Manias, panics and crashes part 3

...cont'd from yesterday...

Continuation of discussion about Manias, Panics, and Crashes: A History of Financial Crises

Were you surprised by the SEC’s recent sudden move to limit short selling in the stock market? You wouldn’t be if you had read this book. Chapter 10 reviews what governmental authorities in jurisdictions around the world have done during past bank crises. Here’s my summary of that chapter in list form. Don’t be surprised if some or all of the following occur as the current bank crisis plays out.

1. Do nothing.

2. Penalize speculators.

3. Allow banks to deliberately neglect, refuse or delay payment of lawful debts and obligations to their depositors and creditors.

4. Allow banks to pay their debts and obligations in a manner that is inconvenient to their depositors and creditors, such as by payment in coins. This of course is a form of delay in payment as it takes more time to count the coins than large denominations of money.

5. Allow banks to pay their creditors with promises to pay instead of with cash.

6. Halt trading and close markets.

7. Create new official holidays so banks can remain closed for business longer, thereby delaying and hindering their creditors.

8. Prohibit or suspend publication of information about banks.

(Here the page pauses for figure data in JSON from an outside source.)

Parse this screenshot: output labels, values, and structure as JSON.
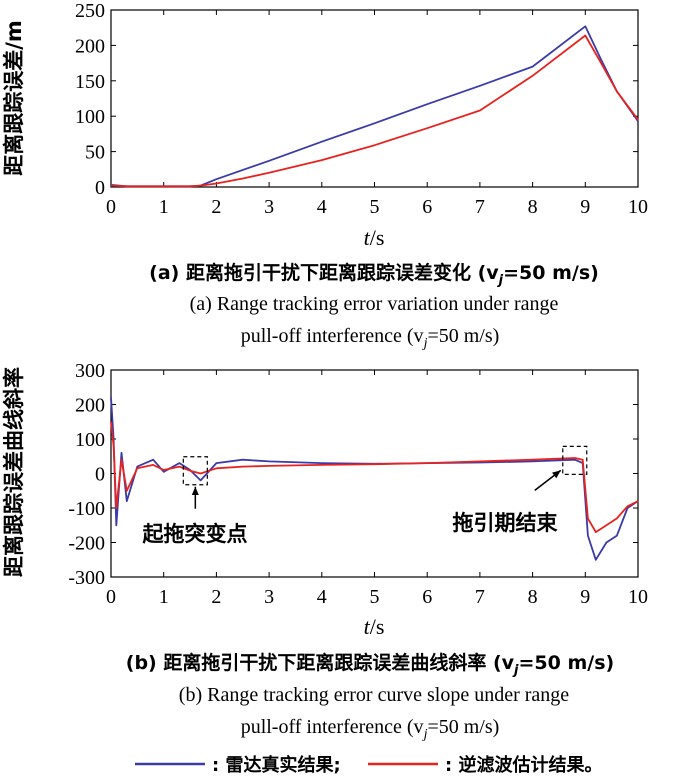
{
  "colors": {
    "series_true": "#3a3aa8",
    "series_est": "#e8221e"
  },
  "captions": {
    "a_cn": "(a) 距离拖引干扰下距离跟踪误差变化 (v",
    "a_cn_sub": "j",
    "a_cn_tail": "=50 m/s)",
    "a_en_line1": "(a) Range tracking error variation under range",
    "a_en_line2": "pull-off interference (v",
    "a_en_sub": "j",
    "a_en_tail": "=50 m/s)",
    "b_cn": "(b) 距离拖引干扰下距离跟踪误差曲线斜率 (v",
    "b_cn_sub": "j",
    "b_cn_tail": "=50 m/s)",
    "b_en_line1": "(b) Range tracking error curve slope under range",
    "b_en_line2": "pull-off interference (v",
    "b_en_sub": "j",
    "b_en_tail": "=50 m/s)"
  },
  "legend": {
    "item1": ": 雷达真实结果;",
    "item2": ": 逆滤波估计结果。"
  },
  "chart_data": [
    {
      "type": "line",
      "ylabel": "距离跟踪误差/m",
      "xlabel_var": "t",
      "xlabel_unit": "/s",
      "xlim": [
        0,
        10
      ],
      "ylim": [
        0,
        250
      ],
      "xticks": [
        0,
        1,
        2,
        3,
        4,
        5,
        6,
        7,
        8,
        9,
        10
      ],
      "yticks": [
        0,
        50,
        100,
        150,
        200,
        250
      ],
      "series": [
        {
          "name": "雷达真实结果",
          "x": [
            0,
            0.3,
            1.0,
            1.5,
            1.7,
            2.0,
            3.0,
            4.0,
            5.0,
            6.0,
            7.0,
            8.0,
            9.0,
            9.3,
            9.6,
            10.0
          ],
          "y": [
            3,
            1,
            1,
            1,
            2,
            11,
            37,
            64,
            90,
            117,
            143,
            170,
            227,
            180,
            135,
            93
          ]
        },
        {
          "name": "逆滤波估计结果",
          "x": [
            0,
            0.3,
            1.0,
            1.5,
            1.7,
            2.0,
            2.5,
            3.0,
            4.0,
            5.0,
            6.0,
            7.0,
            8.0,
            9.0,
            9.3,
            9.6,
            10.0
          ],
          "y": [
            2,
            1,
            1,
            1,
            2,
            5,
            12,
            20,
            38,
            59,
            83,
            108,
            157,
            214,
            175,
            135,
            95
          ]
        }
      ]
    },
    {
      "type": "line",
      "ylabel": "距离跟踪误差曲线斜率",
      "xlabel_var": "t",
      "xlabel_unit": "/s",
      "xlim": [
        0,
        10
      ],
      "ylim": [
        -300,
        300
      ],
      "xticks": [
        0,
        1,
        2,
        3,
        4,
        5,
        6,
        7,
        8,
        9,
        10
      ],
      "yticks": [
        -300,
        -200,
        -100,
        0,
        100,
        200,
        300
      ],
      "annotations": [
        {
          "text": "起拖突变点",
          "x": 1.6,
          "y": 8
        },
        {
          "text": "拖引期结束",
          "x": 8.8,
          "y": 38
        }
      ],
      "series": [
        {
          "name": "雷达真实结果",
          "x": [
            0,
            0.05,
            0.1,
            0.2,
            0.3,
            0.5,
            0.8,
            1.0,
            1.3,
            1.5,
            1.7,
            2.0,
            2.5,
            3.0,
            4.0,
            5.0,
            6.0,
            7.0,
            8.0,
            8.8,
            8.95,
            9.05,
            9.2,
            9.4,
            9.6,
            9.8,
            10.0
          ],
          "y": [
            220,
            100,
            -150,
            60,
            -80,
            20,
            40,
            5,
            30,
            10,
            -20,
            30,
            40,
            35,
            30,
            28,
            30,
            32,
            35,
            40,
            30,
            -180,
            -250,
            -200,
            -180,
            -100,
            -80
          ]
        },
        {
          "name": "逆滤波估计结果",
          "x": [
            0,
            0.05,
            0.1,
            0.2,
            0.3,
            0.5,
            0.8,
            1.0,
            1.3,
            1.5,
            1.7,
            2.0,
            2.5,
            3.0,
            4.0,
            5.0,
            6.0,
            7.0,
            8.0,
            8.8,
            8.95,
            9.05,
            9.2,
            9.4,
            9.6,
            9.8,
            10.0
          ],
          "y": [
            150,
            80,
            -100,
            40,
            -50,
            15,
            25,
            10,
            20,
            8,
            0,
            15,
            20,
            22,
            25,
            27,
            30,
            35,
            40,
            45,
            40,
            -130,
            -170,
            -150,
            -130,
            -95,
            -80
          ]
        }
      ]
    }
  ]
}
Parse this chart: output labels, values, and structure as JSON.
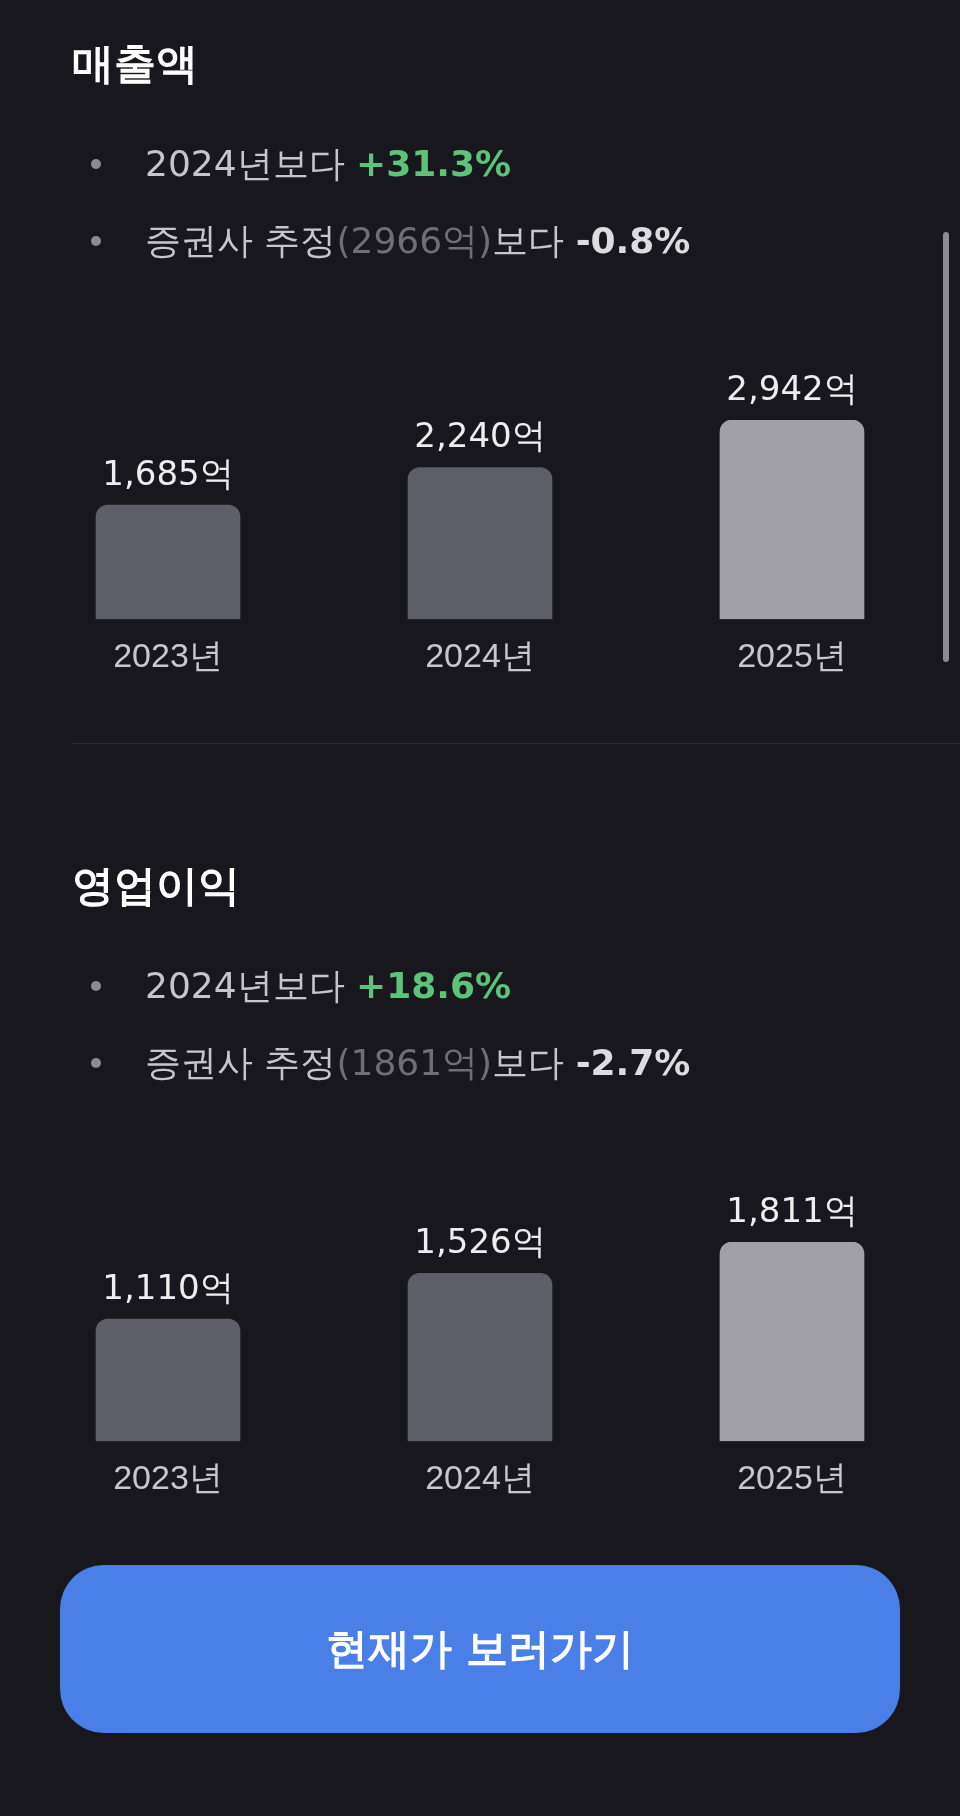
{
  "chart_data": [
    {
      "type": "bar",
      "title": "매출액",
      "annotations": [
        "2024년보다 +31.3%",
        "증권사 추정(2966억)보다 -0.8%"
      ],
      "categories": [
        "2023년",
        "2024년",
        "2025년"
      ],
      "values": [
        1685,
        2240,
        2942
      ],
      "value_labels": [
        "1,685억",
        "2,240억",
        "2,942억"
      ],
      "colors": [
        "#5e5e68",
        "#5e5e68",
        "#a0a0a6"
      ]
    },
    {
      "type": "bar",
      "title": "영업이익",
      "annotations": [
        "2024년보다 +18.6%",
        "증권사 추정(1861억)보다 -2.7%"
      ],
      "categories": [
        "2023년",
        "2024년",
        "2025년"
      ],
      "values": [
        1110,
        1526,
        1811
      ],
      "value_labels": [
        "1,110억",
        "1,526억",
        "1,811억"
      ],
      "colors": [
        "#5e5e68",
        "#5e5e68",
        "#a0a0a6"
      ]
    },
    {
      "type": "other",
      "annotations": [
        "현재가 보러가기"
      ]
    }
  ]
}
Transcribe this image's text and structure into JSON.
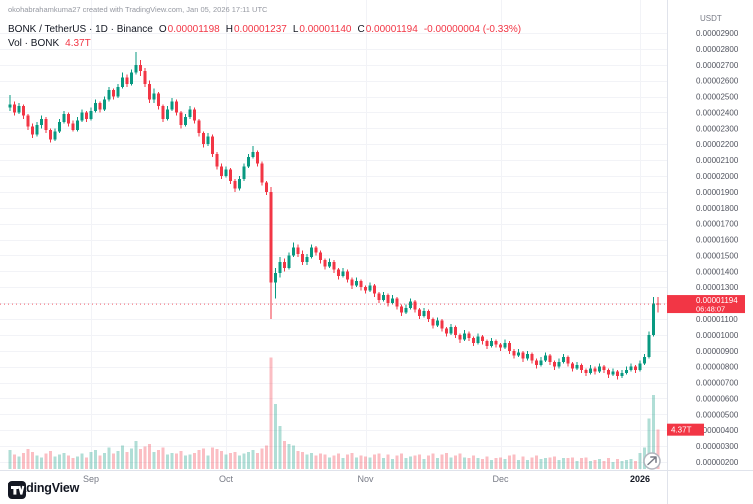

That’s what the SEC tried to do recently in threatening criminal prosecutions against anyone who disparages financial firms.

9. Allow banks to delay or suspend making public any information about their financial position.

10. Limit the amount by which prices can change on trading markets.

11. Require trading to be halted or suspended after designated price change limits are reached.

12. Legislate moratorium on payment of debts or particular types of debt.

13. Deliberate neglect in enforcing laws so that banks can continue carrying out illegal activities they need to engage in to avoid going out of business.

14. Allow non-bank organizations to buy the debts of the banks at a discount.

15. Encourage or take part in organizing bail outs of failing firms.

16. Provide guarantees for the indebtedness of failing firms.